Como es bien sabido (desde tiempos de Maxwell), la luz es un fenómeno ondulatorio —más específicamente, una onda electromagnética— con una longitud característica bien definida, llamada longitud de onda y denotada por la letra griega λ. De hecho, esta longitud de onda está asociada al color de la luz y toma valores muy pequeños, que van de los 400 nm para el violeta, hasta los 800 nm para el rojo. Toda la gama de colores que el ojo humano puede percibir se encuentra dentro de ese rango de valores.

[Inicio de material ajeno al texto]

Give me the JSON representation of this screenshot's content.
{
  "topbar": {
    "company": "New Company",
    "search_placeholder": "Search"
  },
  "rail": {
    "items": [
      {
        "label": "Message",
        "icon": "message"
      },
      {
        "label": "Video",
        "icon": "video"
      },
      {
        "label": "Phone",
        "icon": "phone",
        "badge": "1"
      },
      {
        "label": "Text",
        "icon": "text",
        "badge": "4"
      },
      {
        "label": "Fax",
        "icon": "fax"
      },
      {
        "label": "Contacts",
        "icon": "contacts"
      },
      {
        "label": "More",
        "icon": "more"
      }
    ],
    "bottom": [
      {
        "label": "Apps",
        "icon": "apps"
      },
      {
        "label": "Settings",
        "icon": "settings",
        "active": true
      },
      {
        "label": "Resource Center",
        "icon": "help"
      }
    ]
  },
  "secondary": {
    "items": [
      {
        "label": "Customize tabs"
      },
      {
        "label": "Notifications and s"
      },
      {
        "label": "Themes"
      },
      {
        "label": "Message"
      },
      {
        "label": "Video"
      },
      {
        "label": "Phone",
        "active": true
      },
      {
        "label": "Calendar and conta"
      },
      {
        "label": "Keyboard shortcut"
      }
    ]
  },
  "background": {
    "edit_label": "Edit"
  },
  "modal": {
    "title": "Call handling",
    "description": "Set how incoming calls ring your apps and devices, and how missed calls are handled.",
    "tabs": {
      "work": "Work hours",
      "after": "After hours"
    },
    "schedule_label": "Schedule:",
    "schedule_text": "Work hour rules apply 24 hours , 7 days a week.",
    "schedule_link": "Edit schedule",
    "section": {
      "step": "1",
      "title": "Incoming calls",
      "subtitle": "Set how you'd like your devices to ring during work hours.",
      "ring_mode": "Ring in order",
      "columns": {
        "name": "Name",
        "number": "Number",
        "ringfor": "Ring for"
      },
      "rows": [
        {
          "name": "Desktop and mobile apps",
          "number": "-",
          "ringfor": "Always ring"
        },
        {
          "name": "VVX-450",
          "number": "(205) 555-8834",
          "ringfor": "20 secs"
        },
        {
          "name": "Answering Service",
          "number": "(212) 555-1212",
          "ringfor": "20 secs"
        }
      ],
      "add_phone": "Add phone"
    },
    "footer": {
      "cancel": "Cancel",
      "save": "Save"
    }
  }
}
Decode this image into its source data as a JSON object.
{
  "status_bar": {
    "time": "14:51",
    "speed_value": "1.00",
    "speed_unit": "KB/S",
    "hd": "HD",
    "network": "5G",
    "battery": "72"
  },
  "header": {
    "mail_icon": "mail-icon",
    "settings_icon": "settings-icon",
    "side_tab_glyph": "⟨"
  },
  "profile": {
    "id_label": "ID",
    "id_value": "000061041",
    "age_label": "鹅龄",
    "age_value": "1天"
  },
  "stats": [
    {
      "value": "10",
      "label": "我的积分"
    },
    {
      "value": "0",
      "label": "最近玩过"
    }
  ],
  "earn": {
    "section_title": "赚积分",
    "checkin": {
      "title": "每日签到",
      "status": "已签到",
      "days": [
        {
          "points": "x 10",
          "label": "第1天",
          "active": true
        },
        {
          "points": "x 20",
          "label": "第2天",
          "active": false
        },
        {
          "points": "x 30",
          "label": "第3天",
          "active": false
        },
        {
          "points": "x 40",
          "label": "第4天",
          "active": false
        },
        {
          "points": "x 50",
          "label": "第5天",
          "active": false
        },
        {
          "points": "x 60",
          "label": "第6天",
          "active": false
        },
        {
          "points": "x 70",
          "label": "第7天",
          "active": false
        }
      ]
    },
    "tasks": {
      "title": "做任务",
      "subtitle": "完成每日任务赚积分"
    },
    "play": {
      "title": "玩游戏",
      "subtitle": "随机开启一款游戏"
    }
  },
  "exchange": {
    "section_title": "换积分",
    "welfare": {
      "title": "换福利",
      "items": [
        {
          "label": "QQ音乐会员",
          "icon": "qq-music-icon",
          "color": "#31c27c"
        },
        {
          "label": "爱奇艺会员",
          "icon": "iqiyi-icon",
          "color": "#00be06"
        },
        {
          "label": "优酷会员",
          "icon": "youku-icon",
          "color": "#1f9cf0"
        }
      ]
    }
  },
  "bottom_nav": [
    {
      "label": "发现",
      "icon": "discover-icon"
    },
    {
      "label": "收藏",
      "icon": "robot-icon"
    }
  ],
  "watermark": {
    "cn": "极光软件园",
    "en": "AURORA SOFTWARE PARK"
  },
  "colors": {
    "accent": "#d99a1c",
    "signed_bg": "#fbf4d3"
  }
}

Estas longitudes de onda son, como decíamos, muy pequeñas, pero, si fabricamos un material con inclusiones que tengan el tamaño de unos pocos nanómetros, esta longitud de onda resulta muy grande. El efecto neto de esto es que la luz no ve dos materiales separados, sino que experimenta el efecto de un medio promedio, con propiedades ópticas que no son ni las del material anfitrión, ni las de las inclusiones. De tal manera, podemos manipular las propiedades de estos materiales compuestos, conocidos como metamateriales, mediante el control de la estructura del material mismo. ¿Cuáles son los parámetros que es posible controlar? Pues son: tamaño, composición química, distribución y forma de las inclusiones; todos ellos influirán en las propiedades ópticas del material compuesto.
FIGURA 1A. Copa de Licurgo vista en luz reflejada y luz transmitida
FIGURA 1B. Vitral medieval
La resonancia del plasmón de superficie está relacionada con la excitación de electrones libres en la superficie de las partículas metálicas. Para ciertas longitudes de onda, esta excitación es muy eficiente y produce absorción de la luz; por ende, una disminución de su intensidad que, en general, dará como resultado calentamiento del material.
Estudios recientes han revelado que estos coloides tienen un tamaño de entre 50 y 100 nm; aunque no es claro cómo los romanos aprendieron a elaborar este vidrio coloreado con nanopartículas de oro, tiempo después, la misma técnica se usaría en las catedrales góticas para elaborar sus coloridos vitrales.